Mr Blake said farmers could be cautiously optimistic about further increases in wool price but there would be continued volatility.
This was also because there was no increase in global wool supply. In the production forecasts, Australia was only supposed to rise slightly, Argentina was down 15 to 20pc, Uruguay, New Zealand and South Africa were down 2-3pc but did not produce large volumes of apparel wool.
“The world volumes of apparel wool exported in 2012 are around 10pc below 2011 and as we look towards 2012-13 season they will bottom out and maybe increase by 1-2pc depending on climatic conditions,” he said.
China’s economic growth was forecast to be better than it had been in 2012 but still not booming so no major demand spike was expected.
Mr Blake said he was a bit surprised the market surged as much as it did last week. But it often happened at the first sale of the year because of the need for supply for first stage processing after the Christmas break disruption.
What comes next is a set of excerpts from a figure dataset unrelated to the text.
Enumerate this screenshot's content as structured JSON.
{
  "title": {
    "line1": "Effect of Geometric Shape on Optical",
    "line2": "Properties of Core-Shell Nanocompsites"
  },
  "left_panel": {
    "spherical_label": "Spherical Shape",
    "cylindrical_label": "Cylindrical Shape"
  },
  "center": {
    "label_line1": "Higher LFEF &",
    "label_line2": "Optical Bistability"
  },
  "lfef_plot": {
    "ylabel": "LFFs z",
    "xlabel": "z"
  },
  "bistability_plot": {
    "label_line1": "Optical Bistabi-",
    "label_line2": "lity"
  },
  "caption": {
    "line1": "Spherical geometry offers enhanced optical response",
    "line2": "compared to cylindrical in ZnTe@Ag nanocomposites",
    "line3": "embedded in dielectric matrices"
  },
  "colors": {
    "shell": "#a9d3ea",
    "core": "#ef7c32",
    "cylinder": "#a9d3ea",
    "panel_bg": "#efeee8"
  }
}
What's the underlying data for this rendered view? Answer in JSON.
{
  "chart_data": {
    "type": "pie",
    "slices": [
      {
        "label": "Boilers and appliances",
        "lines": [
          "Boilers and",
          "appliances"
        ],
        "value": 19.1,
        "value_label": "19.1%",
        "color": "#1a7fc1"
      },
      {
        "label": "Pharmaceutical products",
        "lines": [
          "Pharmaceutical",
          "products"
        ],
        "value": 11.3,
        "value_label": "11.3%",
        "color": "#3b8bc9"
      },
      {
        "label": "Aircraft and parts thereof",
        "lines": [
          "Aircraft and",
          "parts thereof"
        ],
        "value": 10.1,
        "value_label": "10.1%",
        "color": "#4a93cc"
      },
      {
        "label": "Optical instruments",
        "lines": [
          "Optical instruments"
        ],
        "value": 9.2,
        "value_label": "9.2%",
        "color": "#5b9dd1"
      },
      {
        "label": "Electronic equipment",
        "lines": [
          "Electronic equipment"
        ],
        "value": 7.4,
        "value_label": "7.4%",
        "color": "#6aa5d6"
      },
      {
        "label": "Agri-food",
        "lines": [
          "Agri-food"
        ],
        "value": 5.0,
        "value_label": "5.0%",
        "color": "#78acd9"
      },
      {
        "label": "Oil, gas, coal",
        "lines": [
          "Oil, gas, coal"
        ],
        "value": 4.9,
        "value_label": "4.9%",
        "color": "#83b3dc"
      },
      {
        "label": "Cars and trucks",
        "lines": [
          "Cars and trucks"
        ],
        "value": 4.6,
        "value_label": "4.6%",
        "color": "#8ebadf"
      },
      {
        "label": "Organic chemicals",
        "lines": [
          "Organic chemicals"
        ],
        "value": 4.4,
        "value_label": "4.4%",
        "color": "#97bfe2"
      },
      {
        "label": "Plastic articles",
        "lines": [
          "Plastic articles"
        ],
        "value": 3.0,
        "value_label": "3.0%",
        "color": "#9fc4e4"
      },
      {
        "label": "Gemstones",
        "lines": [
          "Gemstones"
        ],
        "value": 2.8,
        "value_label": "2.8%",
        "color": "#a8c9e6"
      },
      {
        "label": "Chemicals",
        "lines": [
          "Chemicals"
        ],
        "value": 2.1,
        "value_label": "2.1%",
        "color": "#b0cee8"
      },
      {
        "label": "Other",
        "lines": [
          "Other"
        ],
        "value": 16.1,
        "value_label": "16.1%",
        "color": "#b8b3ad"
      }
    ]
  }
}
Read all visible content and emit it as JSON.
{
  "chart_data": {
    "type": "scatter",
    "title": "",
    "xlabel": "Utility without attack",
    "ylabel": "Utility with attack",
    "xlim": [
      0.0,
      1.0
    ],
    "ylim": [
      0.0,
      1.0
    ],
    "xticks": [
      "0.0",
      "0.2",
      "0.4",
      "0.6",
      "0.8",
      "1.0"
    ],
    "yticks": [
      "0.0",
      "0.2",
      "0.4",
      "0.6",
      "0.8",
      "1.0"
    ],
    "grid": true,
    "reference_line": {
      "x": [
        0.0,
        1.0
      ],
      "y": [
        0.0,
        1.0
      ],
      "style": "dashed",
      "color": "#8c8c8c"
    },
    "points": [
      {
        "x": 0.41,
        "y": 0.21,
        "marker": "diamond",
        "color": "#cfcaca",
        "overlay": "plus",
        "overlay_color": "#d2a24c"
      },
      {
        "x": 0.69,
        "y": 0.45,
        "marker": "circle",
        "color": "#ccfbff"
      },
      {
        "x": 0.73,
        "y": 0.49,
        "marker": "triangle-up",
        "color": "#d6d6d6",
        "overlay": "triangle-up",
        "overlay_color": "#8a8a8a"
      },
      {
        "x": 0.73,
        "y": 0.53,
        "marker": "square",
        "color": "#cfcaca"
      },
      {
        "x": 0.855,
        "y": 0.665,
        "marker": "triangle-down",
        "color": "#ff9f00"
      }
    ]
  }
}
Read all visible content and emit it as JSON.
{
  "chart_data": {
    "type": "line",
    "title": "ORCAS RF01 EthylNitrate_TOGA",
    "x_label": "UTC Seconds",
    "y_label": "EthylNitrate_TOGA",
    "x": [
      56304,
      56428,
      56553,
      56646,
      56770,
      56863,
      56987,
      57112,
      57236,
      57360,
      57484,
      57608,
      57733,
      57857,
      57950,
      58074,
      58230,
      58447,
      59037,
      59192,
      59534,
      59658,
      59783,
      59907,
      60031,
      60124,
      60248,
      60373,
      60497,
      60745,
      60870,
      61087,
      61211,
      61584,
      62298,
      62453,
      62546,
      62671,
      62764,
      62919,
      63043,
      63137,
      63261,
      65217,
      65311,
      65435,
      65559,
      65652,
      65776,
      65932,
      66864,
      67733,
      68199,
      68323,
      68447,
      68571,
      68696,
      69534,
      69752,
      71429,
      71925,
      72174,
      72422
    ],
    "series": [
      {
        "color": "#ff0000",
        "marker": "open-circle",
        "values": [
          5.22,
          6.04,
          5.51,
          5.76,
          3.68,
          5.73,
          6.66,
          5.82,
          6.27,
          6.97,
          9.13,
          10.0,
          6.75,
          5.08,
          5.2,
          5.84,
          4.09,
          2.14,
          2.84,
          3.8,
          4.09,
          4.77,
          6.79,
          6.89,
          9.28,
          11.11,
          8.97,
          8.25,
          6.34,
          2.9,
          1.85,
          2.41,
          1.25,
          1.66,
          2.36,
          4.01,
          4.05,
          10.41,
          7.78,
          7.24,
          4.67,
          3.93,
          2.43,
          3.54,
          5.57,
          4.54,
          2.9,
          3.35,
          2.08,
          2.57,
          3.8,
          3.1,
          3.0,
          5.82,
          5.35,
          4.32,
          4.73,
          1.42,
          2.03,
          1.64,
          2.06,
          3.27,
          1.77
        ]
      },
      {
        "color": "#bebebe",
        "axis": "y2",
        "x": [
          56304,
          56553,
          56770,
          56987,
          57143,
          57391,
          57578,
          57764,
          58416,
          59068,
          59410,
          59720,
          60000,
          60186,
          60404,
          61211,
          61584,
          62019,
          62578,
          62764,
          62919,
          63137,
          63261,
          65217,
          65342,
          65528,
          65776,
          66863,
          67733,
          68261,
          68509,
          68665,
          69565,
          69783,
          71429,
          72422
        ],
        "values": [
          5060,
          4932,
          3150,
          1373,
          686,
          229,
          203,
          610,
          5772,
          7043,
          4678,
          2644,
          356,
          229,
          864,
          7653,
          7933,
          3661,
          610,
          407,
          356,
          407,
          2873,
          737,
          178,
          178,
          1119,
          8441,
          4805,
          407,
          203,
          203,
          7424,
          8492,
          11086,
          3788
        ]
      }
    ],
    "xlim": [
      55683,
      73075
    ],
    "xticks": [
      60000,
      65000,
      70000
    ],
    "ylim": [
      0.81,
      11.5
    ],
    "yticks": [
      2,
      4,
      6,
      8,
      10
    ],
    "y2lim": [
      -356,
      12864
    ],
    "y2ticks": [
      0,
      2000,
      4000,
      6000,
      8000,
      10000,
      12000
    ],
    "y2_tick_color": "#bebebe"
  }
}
“It is good for growers with the market at these levels as a starting point,” he said. “There is definitely a reason for optimism but it is not an advice to hang out for the peak of the market.
“It’s a ‘sell and repent but sell’ type of market. The market indicator value of $11/kg is a good price compared to 2012 when it averaged $A1090 cents.”
Demand for 23 micron wool was still particularly strong and prices had now spent three years at 1000-1300c/kg – a 50-year high in $US terms.
“We are seeing the influence of prime lambs on crossbred or halfbred wool volumes now. Twenty years ago, 85pc of the clip was finer than 26M, now it’s closer to 75pc,” he said.
Finer microns were a different picture, with 18M and finer only 50pc of their 20-year value. The demand for this superfine segment is increasing again but so is the availability of supply.